There are between 1 to 8 cases of transverse myelitis per million people , so there isn’t a lot written about it. Also, some of the tests didn’t really provide answers and other tests that were ordered were never completed. Uncertainty is a challenging thing and I’m glad I had the time off because I don’t think I would have been able to be completely devoted or empathetic towards my patients while I was trying to come to terms with my own illness. I was lucky to be able to travel and be with my fella and my family – good distractions from the racing thoughts. I’m 29 and I did not expect at this age to be considering picturing adding a wheelchair ramp to the home that we dream of building. I am far from that now, and it may never happen, but this has been a wake-up call to realize that health can change at any instant. I also realized how powerless one can feel in that time. And how bad hospital food really is.
It’s been a very good experience to be a patient. I’ve been admitted before for 5 or 6 days with tonsillitis but it was a feverish, drooling blur. I had Bell’s Palsy in 2010 and while it was scary, I was very lucky to have almost complete resolution. Now, 8 weeks from when it began, my legs are much better and I’m back to work. When I have interrupted activity – walk, sit for a while, walk again – my legs get “jangley.” They feel like they are buzzing and vibrating and there is an apprehension feeling that they will collapse, but this is gradually lessening. Soon, I hope I’ll be back to hockey.

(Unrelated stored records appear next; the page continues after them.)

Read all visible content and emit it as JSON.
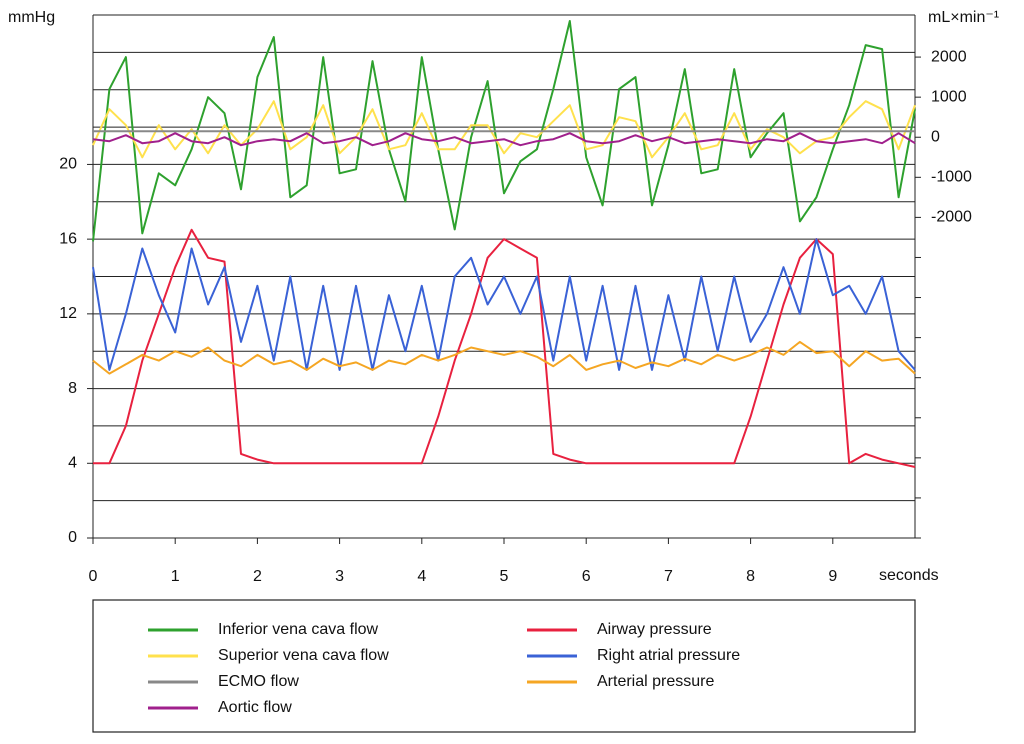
{
  "chart_data": {
    "type": "line",
    "ylabel": "mmHg",
    "y2label": "mL×min⁻¹",
    "xlabel": "seconds",
    "xlim": [
      0,
      10
    ],
    "xticks": [
      0,
      1,
      2,
      3,
      4,
      5,
      6,
      7,
      8,
      9
    ],
    "ylim": [
      0,
      28
    ],
    "yticks": [
      0,
      4,
      8,
      12,
      16,
      20
    ],
    "ygrid": [
      0,
      2,
      4,
      6,
      8,
      10,
      12,
      14,
      16,
      18,
      20,
      22,
      24,
      26,
      28
    ],
    "y2lim": [
      -10000,
      3050
    ],
    "y2ticks": [
      2000,
      1000,
      0,
      -1000,
      -2000
    ],
    "y2minor": [
      -3000,
      -4000,
      -5000,
      -6000,
      -7000,
      -8000,
      -9000,
      -10000
    ],
    "grid": true,
    "x": [
      0,
      0.2,
      0.4,
      0.6,
      0.8,
      1,
      1.2,
      1.4,
      1.6,
      1.8,
      2,
      2.2,
      2.4,
      2.6,
      2.8,
      3,
      3.2,
      3.4,
      3.6,
      3.8,
      4,
      4.2,
      4.4,
      4.6,
      4.8,
      5,
      5.2,
      5.4,
      5.6,
      5.8,
      6,
      6.2,
      6.4,
      6.6,
      6.8,
      7,
      7.2,
      7.4,
      7.6,
      7.8,
      8,
      8.2,
      8.4,
      8.6,
      8.8,
      9,
      9.2,
      9.4,
      9.6,
      9.8,
      10
    ],
    "series": [
      {
        "name": "Inferior vena cava flow",
        "color": "#2ea12e",
        "axis": "y2",
        "values": [
          -2600,
          1200,
          2000,
          -2400,
          -900,
          -1200,
          -300,
          1000,
          600,
          -1300,
          1500,
          2500,
          -1500,
          -1200,
          2000,
          -900,
          -800,
          1900,
          -300,
          -1600,
          2000,
          -300,
          -2300,
          0,
          1400,
          -1400,
          -600,
          -300,
          1200,
          2900,
          -500,
          -1700,
          1200,
          1500,
          -1700,
          -200,
          1700,
          -900,
          -800,
          1700,
          -500,
          100,
          600,
          -2100,
          -1500,
          -300,
          800,
          2300,
          2200,
          -1500,
          700
        ]
      },
      {
        "name": "Superior vena cava flow",
        "color": "#ffe14d",
        "axis": "y2",
        "values": [
          -200,
          700,
          300,
          -500,
          300,
          -300,
          200,
          -400,
          300,
          -200,
          200,
          900,
          -300,
          0,
          800,
          -400,
          0,
          700,
          -300,
          -200,
          600,
          -300,
          -300,
          300,
          300,
          -400,
          100,
          0,
          400,
          800,
          -300,
          -200,
          500,
          400,
          -500,
          0,
          600,
          -300,
          -200,
          600,
          -300,
          200,
          0,
          -400,
          -100,
          0,
          500,
          900,
          700,
          -300,
          800
        ]
      },
      {
        "name": "ECMO flow",
        "color": "#888888",
        "axis": "y2",
        "values": [
          150,
          150,
          150,
          150,
          150,
          150,
          150,
          150,
          150,
          150,
          150,
          150,
          150,
          150,
          150,
          150,
          150,
          150,
          150,
          150,
          150,
          150,
          150,
          150,
          150,
          150,
          150,
          150,
          150,
          150,
          150,
          150,
          150,
          150,
          150,
          150,
          150,
          150,
          150,
          150,
          150,
          150,
          150,
          150,
          150,
          150,
          150,
          150,
          150,
          150,
          150
        ]
      },
      {
        "name": "Aortic flow",
        "color": "#a0208c",
        "axis": "y2",
        "values": [
          -50,
          -100,
          50,
          -150,
          -100,
          100,
          -100,
          -150,
          0,
          -200,
          -100,
          -50,
          -100,
          100,
          -150,
          -100,
          0,
          -200,
          -100,
          100,
          -50,
          -100,
          0,
          -150,
          -100,
          -50,
          -200,
          -100,
          -50,
          100,
          -100,
          -150,
          -100,
          50,
          -100,
          0,
          -150,
          -100,
          -50,
          -100,
          -150,
          -50,
          -100,
          100,
          -100,
          -150,
          -100,
          -50,
          -150,
          100,
          -150
        ]
      },
      {
        "name": "Airway pressure",
        "color": "#e8213f",
        "values": [
          4,
          4,
          6,
          9.5,
          12,
          14.5,
          16.5,
          15,
          14.8,
          4.5,
          4.2,
          4,
          4,
          4,
          4,
          4,
          4,
          4,
          4,
          4,
          4,
          6.5,
          9.5,
          12,
          15,
          16,
          15.5,
          15,
          4.5,
          4.2,
          4,
          4,
          4,
          4,
          4,
          4,
          4,
          4,
          4,
          4,
          6.5,
          9.5,
          12.5,
          15,
          16,
          15.2,
          4,
          4.5,
          4.2,
          4,
          3.8
        ]
      },
      {
        "name": "Right atrial pressure",
        "color": "#3a62d6",
        "values": [
          14.5,
          9,
          12,
          15.5,
          13,
          11,
          15.5,
          12.5,
          14.5,
          10.5,
          13.5,
          9.5,
          14,
          9,
          13.5,
          9,
          13.5,
          9,
          13,
          10,
          13.5,
          9.5,
          14,
          15,
          12.5,
          14,
          12,
          14,
          9.5,
          14,
          9.5,
          13.5,
          9,
          13.5,
          9,
          13,
          9.5,
          14,
          10,
          14,
          10.5,
          12,
          14.5,
          12,
          16,
          13,
          13.5,
          12,
          14,
          10,
          9
        ]
      },
      {
        "name": "Arterial pressure",
        "color": "#f5a623",
        "values": [
          9.5,
          8.8,
          9.3,
          9.8,
          9.5,
          10,
          9.7,
          10.2,
          9.5,
          9.2,
          9.8,
          9.3,
          9.5,
          9,
          9.6,
          9.2,
          9.4,
          9,
          9.5,
          9.3,
          9.8,
          9.5,
          9.8,
          10.2,
          10,
          9.8,
          10,
          9.7,
          9.2,
          9.8,
          9,
          9.3,
          9.5,
          9.1,
          9.4,
          9.2,
          9.6,
          9.3,
          9.8,
          9.5,
          9.8,
          10.2,
          9.8,
          10.5,
          9.9,
          10,
          9.2,
          10,
          9.5,
          9.6,
          8.8
        ]
      }
    ]
  }
}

None of this was a secret, it just kept me busy and has probably changed me as a person and as a physician, I hope for the better. I still don’t fully “get” what is going on and probably will never get all the answers. I’ll get used to it, whatever happens next. Plus, I’ve got more important things to think about! In my six weeks off, I couldn’t quite sit still. In addition to lots of time with family, I submitted a paper to a journal, read a few books, and started a big project.
I don’t know how much I’ll be writing on this blog, but when it’s ready, I’ll post an update on my not-so-secret secret project, Less is More in Medicine.